If you use VS2005, most cases will be covered by http://www.microsoft.com/downloads/details.aspx?FamilyId=32BC1BEE-A3F9-4C13-9C99-220B62A191EE&displaylang=en which includes everything needed to run EXEs created with VS2005. Using depends.exe you may find a more lightweight solution, though.
Common controls is a red herring. Your problem is that the Visual C++ 8.0 runtime - I assume you're using Visual Studio 2005 - isn't installed. Either statically link to the C/C++ runtime library, or distribute the runtime DLL.
You will have this problem with any C or C++ program that uses the DLL. You could get away with it in VS 6.0 as msvcrt.dll came with the OS from Windows 2000 up, and in VS.NET 2003 as msvcr71.dll came with .NET Framework 1.1. No more. Visual Studio 2005 and later use side-by-side assemblies to prevent DLL Hell, but that means you can't rely even on .NET 2.0 installing the exact version of C runtime that your program's built-in manifest uses. .NET 2.0's mscorwks.dll binds to version 8.0.50608.0 in its manifest; a VS-generated application binds to 8.0.50727.762 as of VS2005 SP1. My recollection is it used some pre-release version in the original (RTM) release of VS2005, which meant you had to deploy a Publisher Policy merge module if you were using the merge modules, to redirect the binding to the version actually in the released C run-time merge module.
See also Redistributing Visual C++ Files on MSDN.
I suspect it is trying to find a version of common controls that isn't installed.
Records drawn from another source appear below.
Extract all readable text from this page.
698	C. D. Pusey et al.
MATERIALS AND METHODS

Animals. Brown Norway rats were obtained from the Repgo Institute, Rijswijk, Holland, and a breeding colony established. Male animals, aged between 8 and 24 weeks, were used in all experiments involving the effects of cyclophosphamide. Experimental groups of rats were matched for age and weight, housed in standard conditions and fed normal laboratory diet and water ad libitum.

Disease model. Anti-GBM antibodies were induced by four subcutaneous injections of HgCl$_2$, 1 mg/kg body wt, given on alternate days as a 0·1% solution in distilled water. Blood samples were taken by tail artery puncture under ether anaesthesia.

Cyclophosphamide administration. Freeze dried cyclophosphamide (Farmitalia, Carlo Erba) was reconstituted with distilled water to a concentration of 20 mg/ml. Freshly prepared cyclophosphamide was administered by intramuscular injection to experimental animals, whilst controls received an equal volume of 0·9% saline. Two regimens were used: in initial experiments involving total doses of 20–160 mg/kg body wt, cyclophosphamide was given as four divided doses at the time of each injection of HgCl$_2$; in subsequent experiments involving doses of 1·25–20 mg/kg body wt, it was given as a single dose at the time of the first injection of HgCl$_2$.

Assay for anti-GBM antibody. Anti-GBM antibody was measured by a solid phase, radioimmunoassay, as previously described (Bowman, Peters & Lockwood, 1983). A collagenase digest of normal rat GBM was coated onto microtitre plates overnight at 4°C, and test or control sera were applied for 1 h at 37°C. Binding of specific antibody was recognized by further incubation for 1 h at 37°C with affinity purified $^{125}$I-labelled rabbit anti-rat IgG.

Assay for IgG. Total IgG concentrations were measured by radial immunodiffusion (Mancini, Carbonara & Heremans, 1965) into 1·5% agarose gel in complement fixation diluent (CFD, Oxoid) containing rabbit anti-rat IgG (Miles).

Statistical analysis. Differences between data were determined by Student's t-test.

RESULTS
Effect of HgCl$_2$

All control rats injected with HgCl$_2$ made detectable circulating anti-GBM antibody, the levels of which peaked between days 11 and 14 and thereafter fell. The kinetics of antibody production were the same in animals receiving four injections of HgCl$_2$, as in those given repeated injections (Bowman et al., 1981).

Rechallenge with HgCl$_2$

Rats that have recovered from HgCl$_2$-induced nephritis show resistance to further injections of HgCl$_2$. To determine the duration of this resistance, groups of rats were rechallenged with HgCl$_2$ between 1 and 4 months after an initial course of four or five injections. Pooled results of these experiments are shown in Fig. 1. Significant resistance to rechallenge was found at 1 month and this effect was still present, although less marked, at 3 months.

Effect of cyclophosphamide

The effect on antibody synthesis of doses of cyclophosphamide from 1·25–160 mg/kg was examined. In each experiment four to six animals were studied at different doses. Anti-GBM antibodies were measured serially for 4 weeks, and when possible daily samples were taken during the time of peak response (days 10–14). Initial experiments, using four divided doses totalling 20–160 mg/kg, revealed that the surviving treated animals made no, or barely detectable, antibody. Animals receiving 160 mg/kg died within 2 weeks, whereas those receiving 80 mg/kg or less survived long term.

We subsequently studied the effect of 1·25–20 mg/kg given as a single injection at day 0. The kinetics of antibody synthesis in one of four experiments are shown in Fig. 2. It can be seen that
You may need a manifest file to map the version of common controls to your target operating system. Also, you may need to make sure you have installed the same VC runtimes that you were linked to.
Chris Jackson blog
EDIT: A little searching and I've confirmed (mostly) that it is the version of your VC++ runtimes that is to blame. You need to distribute the versions that you built with. The platform SDK usually includes a merge module of these for that purpose, but there is often a VCRedist.exe for them as well. Try looking Microsoft's downloads.